Datacenters Edge pour l’inférence de l’IA
La phase d’inférence de l’IA, où les modèles appliquent leur entraînement pour prendre des décisions en temps réel, est mieux adaptée aux Datcenters edge. Plus petits et distribués, ces Datacenters sont plus proches des utilisateurs finaux et des appareils, permettant un traitement en temps réel à faible latence pour des applications telles que les véhicules autonomes, le diagnostic médical et les objets connectés. En décentralisant les tâches d’inférence, les datacenters edge réduisent ainsi la dépendance aux hubs centraux, améliorant les performances et l’efficacité.

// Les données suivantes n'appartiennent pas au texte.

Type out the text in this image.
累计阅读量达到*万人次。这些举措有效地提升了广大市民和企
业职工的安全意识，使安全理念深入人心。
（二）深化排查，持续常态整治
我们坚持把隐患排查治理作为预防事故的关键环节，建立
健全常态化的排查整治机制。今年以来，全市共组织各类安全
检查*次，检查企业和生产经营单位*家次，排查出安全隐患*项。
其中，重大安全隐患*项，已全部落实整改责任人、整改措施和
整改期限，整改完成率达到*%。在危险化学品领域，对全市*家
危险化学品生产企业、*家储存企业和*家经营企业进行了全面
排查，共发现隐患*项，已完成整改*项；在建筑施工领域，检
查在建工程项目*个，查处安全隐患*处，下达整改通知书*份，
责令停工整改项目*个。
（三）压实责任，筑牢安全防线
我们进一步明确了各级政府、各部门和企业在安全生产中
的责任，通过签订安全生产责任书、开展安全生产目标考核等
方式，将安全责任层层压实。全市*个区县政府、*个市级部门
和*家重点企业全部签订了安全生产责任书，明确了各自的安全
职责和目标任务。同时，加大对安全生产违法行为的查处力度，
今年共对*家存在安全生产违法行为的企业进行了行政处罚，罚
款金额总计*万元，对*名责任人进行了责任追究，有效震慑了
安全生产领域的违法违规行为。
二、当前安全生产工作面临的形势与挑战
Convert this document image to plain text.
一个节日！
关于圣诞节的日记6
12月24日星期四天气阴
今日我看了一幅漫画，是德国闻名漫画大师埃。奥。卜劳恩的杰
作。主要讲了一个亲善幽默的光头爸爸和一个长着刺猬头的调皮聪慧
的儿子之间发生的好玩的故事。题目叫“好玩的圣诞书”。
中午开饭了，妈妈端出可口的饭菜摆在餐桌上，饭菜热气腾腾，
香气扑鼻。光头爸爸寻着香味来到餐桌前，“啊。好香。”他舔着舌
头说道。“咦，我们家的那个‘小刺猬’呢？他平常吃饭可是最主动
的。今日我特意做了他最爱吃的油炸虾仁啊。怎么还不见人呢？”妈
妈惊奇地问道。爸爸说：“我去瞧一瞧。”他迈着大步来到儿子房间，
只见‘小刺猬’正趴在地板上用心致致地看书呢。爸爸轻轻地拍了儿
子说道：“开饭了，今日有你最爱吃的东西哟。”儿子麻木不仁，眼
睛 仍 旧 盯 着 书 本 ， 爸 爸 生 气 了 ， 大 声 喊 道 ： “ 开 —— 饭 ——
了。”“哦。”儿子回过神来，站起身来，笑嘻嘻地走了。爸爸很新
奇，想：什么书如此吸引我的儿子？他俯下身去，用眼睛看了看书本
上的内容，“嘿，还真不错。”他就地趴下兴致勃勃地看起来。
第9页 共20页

Les datacenters edge permettent également d’atténuer les problèmes de consommation énergétique croissante en évitant de dépendre entièrement d’un seul grand datacenter où le coût de l’électricité est déjà élevé. Une partie de la charge énergétique peut être répartie entre plusieurs datacenters edge écoénergétiques, situés dans des régions où l’électricité est moins chère. On bénéficie également de la présence de sites de production d’énergie durable et décentralisés, hors de portée des hubs centralisés.
De plus, un partenariat avec des opérateurs de datacenters Edge qui collaborent avec les fournisseurs d’énergie locaux pour soutenir la stabilisation du réseau et les initiatives locales de réutilisation de la chaleur, contribue à renforcer la durabilité et la neutralité carbone.
Bon à savoir
- Réduction de la latence : Les datacenters edge sont conçus pour être situés au plus près des utilisateurs et des appareils qui génèrent et consomment des données. Cette proximité réduit considérablement la distance que doivent parcourir les données, ce qui diminue fortement la latence et permet des réponses plus rapides, voire en temps réel. Ceci est particulièrement important pour l’inférence dans les applications d’IA, car il est nécessaire de traiter des données spécifiques et de prendre des décisions en quasi temps réel.
- Optimisation de la bande passante : Le transfert de données entre les appareils et un centre de données centralisé peut consommer une quantité importante de bande passante réseau, ce qui peut entraîner une congestion du réseau et une augmentation des coûts. En traitant les données localement dans un centre de données edge, les applications d’IA peuvent utiliser la bande passante plus efficacement et réduire le volume de données à transmettre sur le réseau.
- Sécurité et confidentialité : Certaines applications d’IA traitent des données sensibles ou privées qui doivent être protégées. Le traitement local de ces données dans un datacenter edge permet de réduire les risques de fuites de données en minimisant le volume de données transmises sur le réseau longue distance. Il assure également une meilleure conformité aux lois sur la souveraineté des données, qui imposent le stockage et le traitement de certains types de données dans des zones géographiques spécifiques.
- Fiabilité et redondance : Les datacenters edge peuvent continuer à fonctionner même en cas de perte de connexion réseau avec le datacenter centralisé. Ceci est essentiel pour les applications d’IA nécessitant une disponibilité continue, comme dans les secteurs de la santé ou de l’automatisation industrielle.
- Évolutivité : Les datacenters edge permettent d’augmenter la capacité selon les besoins sans impacter significativement l’infrastructure centralisée. Ceci est particulièrement utile lorsque le volume de données générées est en constante augmentation, comme c’est souvent le cas pour les applications d’IA.
En résumé, face à la croissance continue de la demande en IA, une approche de déploiement informatique trop centralisée risque d’entraîner des limitations de performance liées à la latence, notamment pour l’inférence. L’utilisation de datacenters edge, en complément des infrastructures centralisées, peut ainsi offrir une solution plus équilibrée, plus économique et plus optimisée.